The duties of the Supreme Court are to interpret and explain the laws. However, the jury is a core component in the West legal system; it is included in both the common law system and the statutory law system. Trial by Jury in a legal procedure was brought by the Normans in the middle of the twelfth century, and has been ingrained in the Western people. Thomas Jefferson (1743 – 1826) enumerated without Trial by Jury as a reason for American Revolution in the American Declaration of Independence. One power of jury is jury nullification. Jury has been regarded as the last resort and the last check and balance for protecting the rights of citizens, by checking on the judiciary for against a judge’s prejudices and an unjust law.
The law in China is set for protecting its government, not its citizens. There is a charge called “Subversion” for jailing those conscientious people.
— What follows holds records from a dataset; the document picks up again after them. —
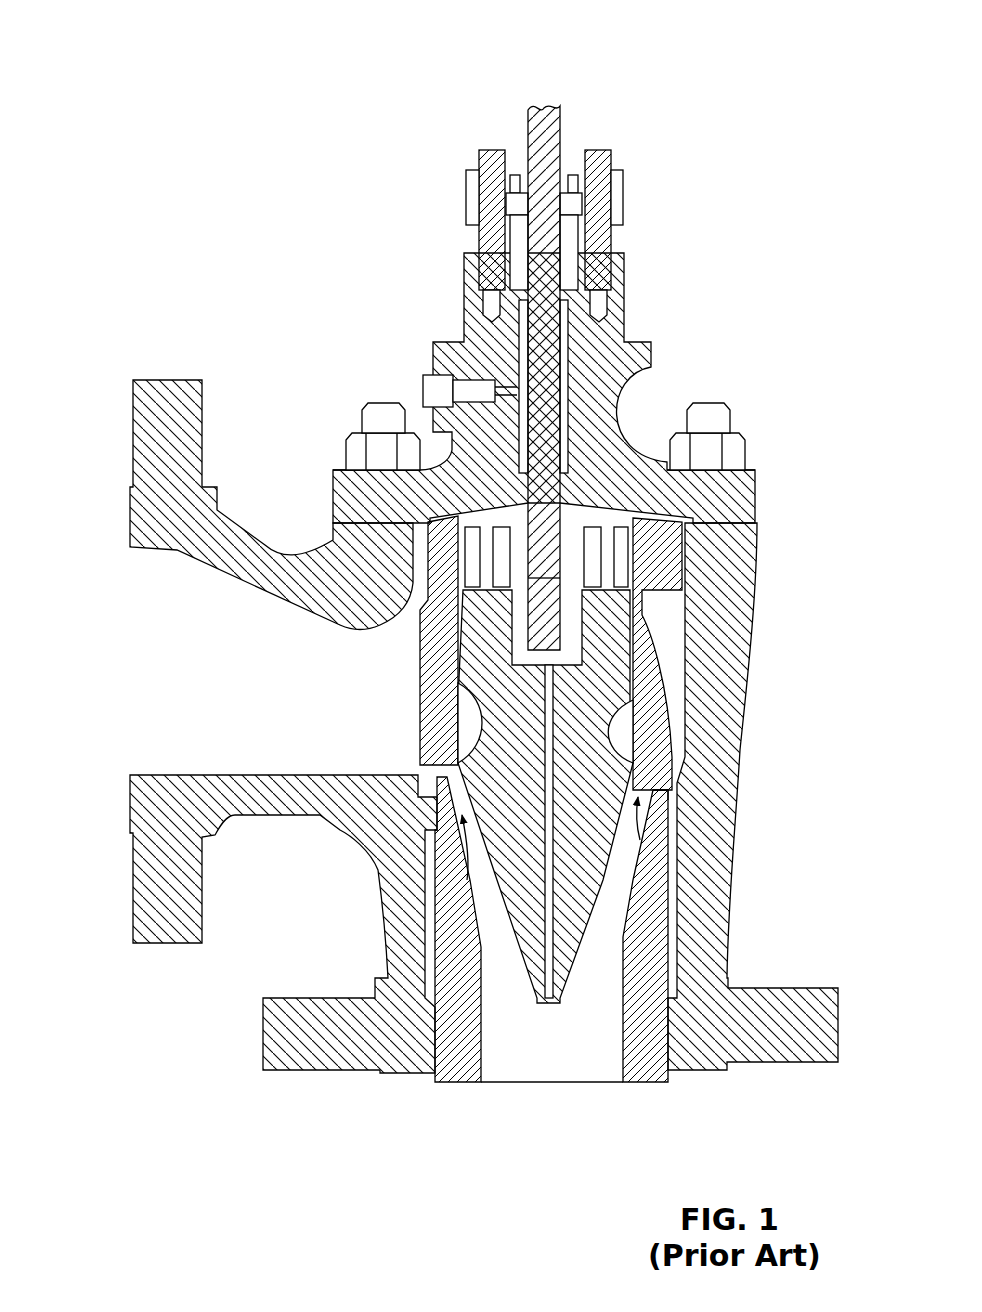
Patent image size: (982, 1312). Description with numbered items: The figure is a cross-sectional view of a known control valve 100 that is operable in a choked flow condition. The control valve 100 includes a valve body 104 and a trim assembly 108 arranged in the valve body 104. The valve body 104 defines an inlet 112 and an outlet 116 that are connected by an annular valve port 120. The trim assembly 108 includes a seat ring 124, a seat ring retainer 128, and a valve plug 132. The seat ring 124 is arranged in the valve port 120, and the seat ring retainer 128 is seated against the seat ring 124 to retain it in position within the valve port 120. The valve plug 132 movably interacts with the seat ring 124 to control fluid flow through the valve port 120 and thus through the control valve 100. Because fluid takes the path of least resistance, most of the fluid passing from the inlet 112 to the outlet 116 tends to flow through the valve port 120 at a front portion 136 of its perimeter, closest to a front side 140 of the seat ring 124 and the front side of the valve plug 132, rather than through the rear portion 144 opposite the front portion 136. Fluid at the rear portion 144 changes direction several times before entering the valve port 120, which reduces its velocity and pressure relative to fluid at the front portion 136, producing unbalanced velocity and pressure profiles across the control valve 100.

The control valve 100 is at (788, 50).
The valve body 104 is at (260, 542).
The trim assembly 108 is at (664, 609).
The inlet 112 is at (128, 692).
The outlet 116 is at (563, 1067).
The annular valve port 120 is at (655, 798).
The seat ring 124 is at (672, 790).
The seat ring retainer 128 is at (652, 690).
The valve plug 132 is at (578, 898).
The front portion 136 is at (396, 728).
The front side 140 is at (460, 870).
The rear portion 144 is at (645, 840).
Its internal political struggling is so brutal that nobody has the due process in a legal protection. It is clear that in China there is no the writ of Habeas Corpus (a Latin phrase means “that you have the body”), which was enacted in Britain as early as in 1215; no jury in the legal procedure, which was brought by Normans in middle of 12th century; and no the rule of due process, which was enforced in a Code of Criminal Instruction by Napoleon of France in 1808. Without the jurors from the local common citizens and the jury nullification, the Chinese government can be easier than a piece of cake to convict any persons it charges, for it has a whole legal system to serve itself, including its courts, prosecutors, and policemen. However, the Chinese government feels itself so arrogant that it can abuse the extra powers out of its legal system; it detains its suspects for “investigation in designated time and designated place” (Shuanggui in Chinese). It is extremely difficult in China to vindicate defendants from the subversion and such accusations in the un-“Fair Trials”, and to restraint the eagerness of the Communist to “prescribe what shall be orthodox in politics, nationalism, religion, or other matters of opinion.”
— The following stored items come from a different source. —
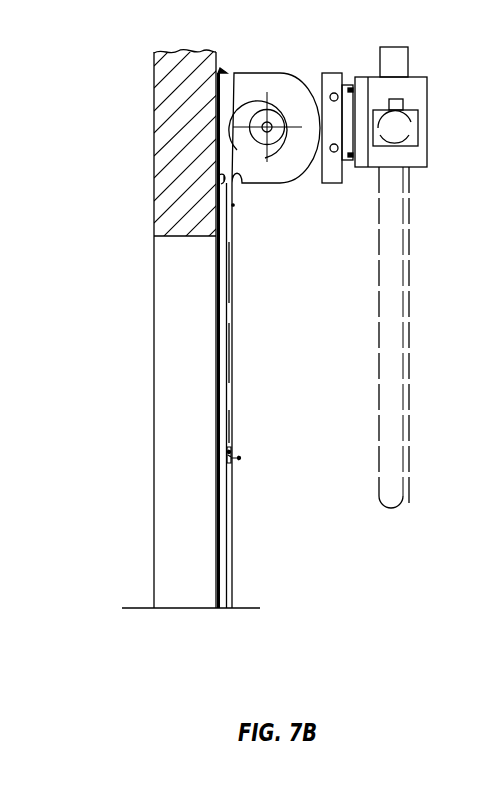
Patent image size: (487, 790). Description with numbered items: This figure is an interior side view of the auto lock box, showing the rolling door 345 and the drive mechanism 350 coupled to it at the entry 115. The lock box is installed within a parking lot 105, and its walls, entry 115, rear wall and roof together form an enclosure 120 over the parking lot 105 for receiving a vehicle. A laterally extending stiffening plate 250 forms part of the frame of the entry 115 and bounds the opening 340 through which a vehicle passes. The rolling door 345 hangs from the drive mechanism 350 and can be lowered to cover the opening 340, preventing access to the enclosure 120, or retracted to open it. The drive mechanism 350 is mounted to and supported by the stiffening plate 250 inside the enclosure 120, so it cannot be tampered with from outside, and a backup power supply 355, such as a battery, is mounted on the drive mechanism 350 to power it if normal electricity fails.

The parking lot 105 is at (145, 608).
The entry 115 is at (139, 319).
The enclosure 120 is at (458, 361).
The stiffening plate 250 is at (154, 133).
The opening 340 is at (207, 432).
The rolling door 345 is at (232, 340).
The drive mechanism 350 is at (274, 72).
The backup power supply 355 is at (405, 47).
Why has China not had Trial by Jury after nearly one thousand years since it appeared in the West? Is it possible because the Chinese government is so paranoid that it is afraid the jury will nullify its legitimacy in order to “rouze themselves [people], and endeavour to put the rule into such hands which may secure to them the ends for which government was at first erected” (John Locke, 1632 -1704)? Is it possible because the Chinese elites are so conceit that “They rejoice in their ignorance, as if what they did not know were not worth knowing” (Francesco Petrarch, 1304 – 1374)? Is it possible because the Chinese people are in the Allegory of the Cave so long time that they, “Through laziness and cowardice a large part of mankind, even after nature has freed them from alien guidance, gladly remain immature” (Immanuel Kant, 1724 -1804)?